WHERE THE FRONTIER ENDED

To the right, the shell of the Trading Post and behind it, the Wilson’ house.

Roadside attractions on Route 66 came and went with varying degrees of success and durability but perhaps one which has been comprehensively forgotten and about which little history survives was the Frontier Museum between Santa Rosa and Cuervo in New Mexico.

There looks to be a certain amount of artistic licence with this postcard. The Museum never advertised its herds of cattle or horses and the countryside certainly doesn’t look like this bit of New Mexico!

But, back in the 1950s, when people would stop at almost anything to break a tedious journey, the Frontier Museum, around 10 miles east of Santa Rosa, welcomed countless visitors.

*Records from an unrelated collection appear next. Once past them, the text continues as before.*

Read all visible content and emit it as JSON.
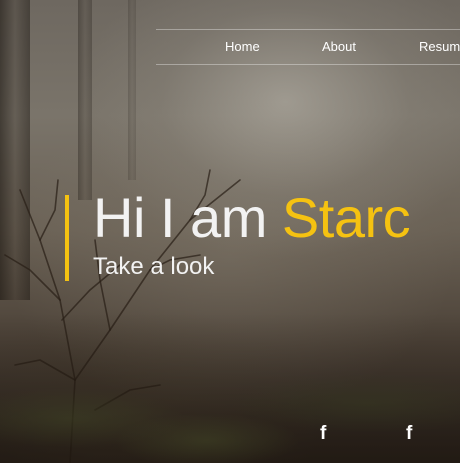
{
  "nav": {
    "items": [
      {
        "label": "Home"
      },
      {
        "label": "About"
      },
      {
        "label": "Resum"
      }
    ]
  },
  "hero": {
    "greeting": "Hi I am ",
    "name": "Starc",
    "subtitle": "Take a look"
  },
  "social": {
    "icons": [
      {
        "icon": "facebook-icon",
        "glyph": "f"
      },
      {
        "icon": "facebook-icon",
        "glyph": "f"
      }
    ]
  },
  "colors": {
    "accent": "#f5c211",
    "text": "#f2f2f2"
  }
}
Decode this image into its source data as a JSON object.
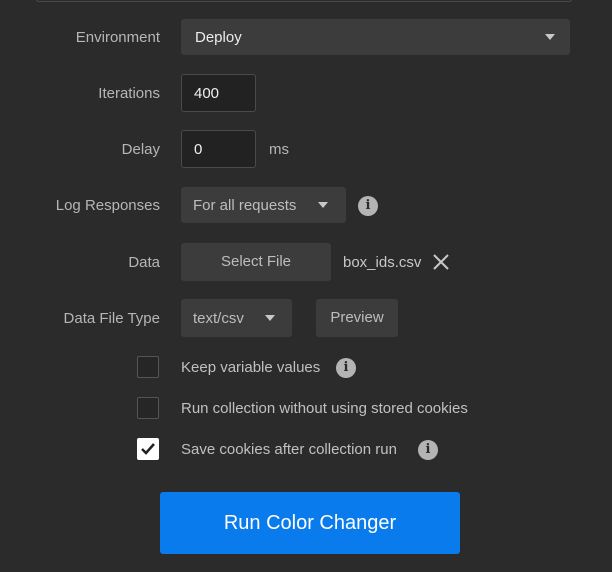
{
  "environment": {
    "label": "Environment",
    "value": "Deploy"
  },
  "iterations": {
    "label": "Iterations",
    "value": "400"
  },
  "delay": {
    "label": "Delay",
    "value": "0",
    "unit": "ms"
  },
  "log_responses": {
    "label": "Log Responses",
    "value": "For all requests"
  },
  "data": {
    "label": "Data",
    "select_file_label": "Select File",
    "file_name": "box_ids.csv"
  },
  "data_file_type": {
    "label": "Data File Type",
    "value": "text/csv",
    "preview_label": "Preview"
  },
  "options": [
    {
      "label": "Keep variable values",
      "checked": false,
      "has_info": true
    },
    {
      "label": "Run collection without using stored cookies",
      "checked": false,
      "has_info": false
    },
    {
      "label": "Save cookies after collection run",
      "checked": true,
      "has_info": true
    }
  ],
  "run_button": {
    "label": "Run Color Changer"
  },
  "colors": {
    "accent": "#097bed",
    "background": "#2b2b2b",
    "control": "#3c3c3c"
  },
  "icons": {
    "info": "info-icon",
    "close": "close-icon",
    "check": "check-icon",
    "caret": "chevron-down-icon"
  }
}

The kids were attracted by the exhibits, the ‘real’ cowboys and the Wild West trading post, the adults probably more so by the cafe and the chance of a cold beer.

The Frontier was a complex which included the museum, complete with not very well painted murals on the side, the Trading Post, a service station, the Old Gay 90s Frontier Bar and three residential houses, all constructed in Western style. It was run by William S and Lucy Pearl Wilson; Lucy had been born in Pratt, Kansas, but moved to her husband’s home town of Texline in Texas when she was 18. William was a car mechanic and railroad worker and they lived in Texas with their two children, Charles and Jaunita (known as Nita) until buying the Frontier.

The Frontier Museum, now mostly collapsed, but still with the skeleton work of the original signs.

The museum was, as is the case with these places, a mixture of the old and the faux. Albuquerque carpenter, Roy Mattson, spent a year building a full scale exact replica of a Concord stagecoach in which retired rodeo rider, Hondo Marchand, would give rides to tourists. (Either this wasn’t a huge success or he fell out with the Wilsons because, by 1959, he was over in Anderson, Indiana, giving rides to shoppers at the Hoosier Supermarket.) Hondo, incidentally, was, as a young man, taught rope tricks by Will Rogers at the 101 Ranch in Bliss, Oklahoma and travelled with Will Rogers’ Wild West Show. He – and the stagecoach – would later retire to Texas with his wife, Dot.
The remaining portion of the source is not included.